Attorneys general in Maryland and 42 other states and Washington have reached a $1.5 million settlement with retailer The Neiman Marcus Group over a data breach involving about 370,000 customer payment cards.
The breach, which took place over several months in 2013, compromised names and payment card data collected at 77 Neiman Marcus stores throughout the U.S., including 8,323 cards belonging to Maryland consumers, Maryland Attorney General Brian E. Frosh said Tuesday.
“Businesses that collect and hold consumers’ payment card data have a responsibility to make sure that data is protected from hackers,” Frosh said in an announcement. “This settlement requires Neiman Marcus to bolster its protection of consumers’ information to prevent a breach like this from reoccurring.”

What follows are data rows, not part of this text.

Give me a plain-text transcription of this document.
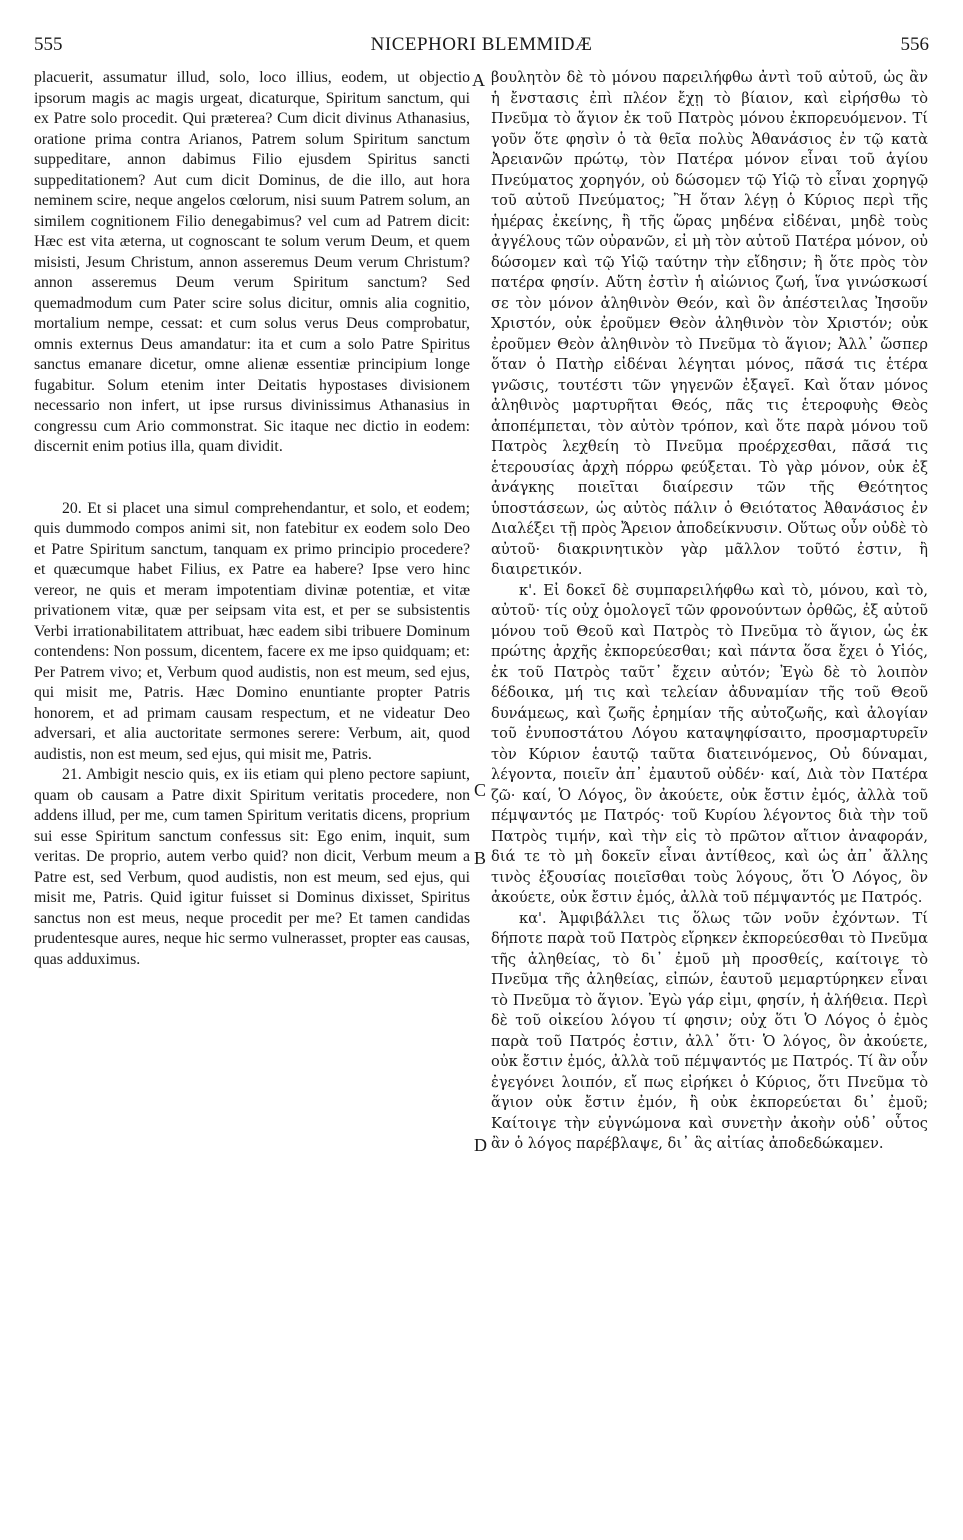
555	NICEPHORI BLEMMIDÆ	556
A
B
C
D

placuerit, assumatur illud, solo, loco illius, eodem, ut objectio ipsorum magis ac magis urgeat, dicaturque, Spiritum sanctum, qui ex Patre solo procedit. Qui præterea? Cum dicit divinus Athanasius, oratione prima contra Arianos, Patrem solum Spiritum sanctum suppeditare, annon dabimus Filio ejusdem Spiritus sancti suppeditationem? Aut cum dicit Dominus, de die illo, aut hora neminem scire, neque angelos cœlorum, nisi suum Patrem solum, an similem cognitionem Filio denegabimus? vel cum ad Patrem dicit: Hæc est vita æterna, ut cognoscant te solum verum Deum, et quem misisti, Jesum Christum, annon asseremus Deum verum Christum? annon asseremus Deum verum Spiritum sanctum? Sed quemadmodum cum Pater scire solus dicitur, omnis alia cognitio, mortalium nempe, cessat: et cum solus verus Deus comprobatur, omnis externus Deus amandatur: ita et cum a solo Patre Spiritus sanctus emanare dicetur, omne alienæ essentiæ principium longe fugabitur. Solum etenim inter Deitatis hypostases divisionem necessario non infert, ut ipse rursus divinissimus Athanasius in congressu cum Ario commonstrat. Sic itaque nec dictio in eodem: discernit enim potius illa, quam dividit.

20. Et si placet una simul comprehendantur, et solo, et eodem; quis dummodo compos animi sit, non fatebitur ex eodem solo Deo et Patre Spiritum sanctum, tanquam ex primo principio procedere? et quæcumque habet Filius, ex Patre ea habere? Ipse vero hinc vereor, ne quis et meram impotentiam divinæ potentiæ, et vitæ privationem vitæ, quæ per seipsam vita est, et per se subsistentis Verbi irrationabilitatem attribuat, hæc eadem sibi tribuere Dominum contendens: Non possum, dicentem, facere ex me ipso quidquam; et: Per Patrem vivo; et, Verbum quod audistis, non est meum, sed ejus, qui misit me, Patris. Hæc Domino enuntiante propter Patris honorem, et ad primam causam respectum, et ne videatur Deo adversari, et alia auctoritate sermones serere: Verbum, ait, quod audistis, non est meum, sed ejus, qui misit me, Patris.

21. Ambigit nescio quis, ex iis etiam qui pleno pectore sapiunt, quam ob causam a Patre dixit Spiritum veritatis procedere, non addens illud, per me, cum tamen Spiritum veritatis dicens, proprium sui esse Spiritum sanctum confessus sit: Ego enim, inquit, sum veritas. De proprio, autem verbo quid? non dicit, Verbum meum a Patre est, sed Verbum, quod audistis, non est meum, sed ejus, qui misit me, Patris. Quid igitur fuisset si Dominus dixisset, Spiritus sanctus non est meus, neque procedit per me? Et tamen candidas prudentesque aures, neque hic sermo vulnerasset, propter eas causas, quas adduximus.

βουλητὸν δὲ τὸ μόνου παρειλήφθω ἀντὶ τοῦ αὐτοῦ, ὡς ἂν ἡ ἔνστασις ἐπὶ πλέον ἔχῃ τὸ βίαιον, καὶ εἰρήσθω τὸ Πνεῦμα τὸ ἅγιον ἐκ τοῦ Πατρὸς μόνου ἐκπορευόμενον. Τί γοῦν ὅτε φησὶν ὁ τὰ θεῖα πολὺς Ἀθανάσιος ἐν τῷ κατὰ Ἀρειανῶν πρώτῳ, τὸν Πατέρα μόνον εἶναι τοῦ ἁγίου Πνεύματος χορηγόν, οὐ δώσομεν τῷ Υἱῷ τὸ εἶναι χορηγῷ τοῦ αὐτοῦ Πνεύματος; Ἢ ὅταν λέγῃ ὁ Κύριος περὶ τῆς ἡμέρας ἐκείνης, ἢ τῆς ὥρας μηδένα εἰδέναι, μηδὲ τοὺς ἀγγέλους τῶν οὐρανῶν, εἰ μὴ τὸν αὐτοῦ Πατέρα μόνον, οὐ δώσομεν καὶ τῷ Υἱῷ ταύτην τὴν εἴδησιν; ἢ ὅτε πρὸς τὸν πατέρα φησίν. Αὕτη ἐστὶν ἡ αἰώνιος ζωή, ἵνα γινώσκωσί σε τὸν μόνον ἀληθινὸν Θεόν, καὶ ὃν ἀπέστειλας Ἰησοῦν Χριστόν, οὐκ ἐροῦμεν Θεὸν ἀληθινὸν τὸν Χριστόν; οὐκ ἐροῦμεν Θεὸν ἀληθινὸν τὸ Πνεῦμα τὸ ἅγιον; Ἀλλ᾽ ὥσπερ ὅταν ὁ Πατὴρ εἰδέναι λέγηται μόνος, πᾶσά τις ἑτέρα γνῶσις, τουτέστι τῶν γηγενῶν ἐξαγεῖ. Καὶ ὅταν μόνος ἀληθινὸς μαρτυρῆται Θεός, πᾶς τις ἑτεροφυὴς Θεὸς ἀποπέμπεται, τὸν αὐτὸν τρόπον, καὶ ὅτε παρὰ μόνου τοῦ Πατρὸς λεχθείη τὸ Πνεῦμα προέρχεσθαι, πᾶσά τις ἑτερουσίας ἀρχὴ πόρρω φεύξεται. Τὸ γὰρ μόνον, οὐκ ἐξ ἀνάγκης ποιεῖται διαίρεσιν τῶν τῆς Θεότητος ὑποστάσεων, ὡς αὐτὸς πάλιν ὁ Θειότατος Ἀθανάσιος ἐν Διαλέξει τῇ πρὸς Ἄρειον ἀποδείκνυσιν. Οὕτως οὖν οὐδὲ τὸ αὐτοῦ· διακρινητικὸν γὰρ μᾶλλον τοῦτό ἐστιν, ἢ διαιρετικόν.

κ'. Εἰ δοκεῖ δὲ συμπαρειλήφθω καὶ τὸ, μόνου, καὶ τὸ, αὐτοῦ· τίς οὐχ ὁμολογεῖ τῶν φρονούντων ὀρθῶς, ἐξ αὐτοῦ μόνου τοῦ Θεοῦ καὶ Πατρὸς τὸ Πνεῦμα τὸ ἅγιον, ὡς ἐκ πρώτης ἀρχῆς ἐκπορεύεσθαι; καὶ πάντα ὅσα ἔχει ὁ Υἱός, ἐκ τοῦ Πατρὸς ταῦτ᾽ ἔχειν αὐτόν; Ἐγὼ δὲ τὸ λοιπὸν δέδοικα, μή τις καὶ τελείαν ἀδυναμίαν τῆς τοῦ Θεοῦ δυνάμεως, καὶ ζωῆς ἐρημίαν τῆς αὐτοζωῆς, καὶ ἀλογίαν τοῦ ἐνυποστάτου Λόγου καταψηφίσαιτο, προσμαρτυρεῖν τὸν Κύριον ἑαυτῷ ταῦτα διατεινόμενος, Οὐ δύναμαι, λέγοντα, ποιεῖν ἀπ᾽ ἐμαυτοῦ οὐδέν· καί, Διὰ τὸν Πατέρα ζῶ· καί, Ὁ Λόγος, ὃν ἀκούετε, οὐκ ἔστιν ἐμός, ἀλλὰ τοῦ πέμψαντός με Πατρός· τοῦ Κυρίου λέγοντος διὰ τὴν τοῦ Πατρὸς τιμήν, καὶ τὴν εἰς τὸ πρῶτον αἴτιον ἀναφοράν, διά τε τὸ μὴ δοκεῖν εἶναι ἀντίθεος, καὶ ὡς ἀπ᾽ ἄλλης τινὸς ἐξουσίας ποιεῖσθαι τοὺς λόγους, ὅτι Ὁ Λόγος, ὃν ἀκούετε, οὐκ ἔστιν ἐμός, ἀλλὰ τοῦ πέμψαντός με Πατρός.

κα'. Ἀμφιβάλλει τις ὅλως τῶν νοῦν ἐχόντων. Τί δήποτε παρὰ τοῦ Πατρὸς εἴρηκεν ἐκπορεύεσθαι τὸ Πνεῦμα τῆς ἀληθείας, τὸ δι᾽ ἐμοῦ μὴ προσθείς, καίτοιγε τὸ Πνεῦμα τῆς ἀληθείας, εἰπών, ἑαυτοῦ μεμαρτύρηκεν εἶναι τὸ Πνεῦμα τὸ ἅγιον. Ἐγὼ γάρ εἰμι, φησίν, ἡ ἀλήθεια. Περὶ δὲ τοῦ οἰκείου λόγου τί φησιν; οὐχ ὅτι Ὁ Λόγος ὁ ἐμὸς παρὰ τοῦ Πατρός ἐστιν, ἀλλ᾽ ὅτι· Ὁ λόγος, ὃν ἀκούετε, οὐκ ἔστιν ἐμός, ἀλλὰ τοῦ πέμψαντός με Πατρός. Τί ἂν οὖν ἐγεγόνει λοιπόν, εἴ πως εἰρήκει ὁ Κύριος, ὅτι Πνεῦμα τὸ ἅγιον οὐκ ἔστιν ἐμόν, ἢ οὐκ ἐκπορεύεται δι᾽ ἐμοῦ; Καίτοιγε τὴν εὐγνώμονα καὶ συνετὴν ἀκοὴν οὐδ᾽ οὗτος ἂν ὁ λόγος παρέβλαψε, δι᾽ ἃς αἰτίας ἀποδεδώκαμεν.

Neiman Marcus officials said the settlement resolves a previously disclosed multi-state investigation.
“We are pleased this matter is now resolved,” the company said in a statement.
The department store chain agreed to pay $1.5 million and put corrective policies in place, Frosh said. The probe found that at least 9,200 payment cards compromised in the breach were used fraudulently.
The retailer agreed to take steps such as complying with payment card industry data security standards, better monitoring its network activity, working with payment card industry forensic investigators, updating software that safeguards personal information and using encryption.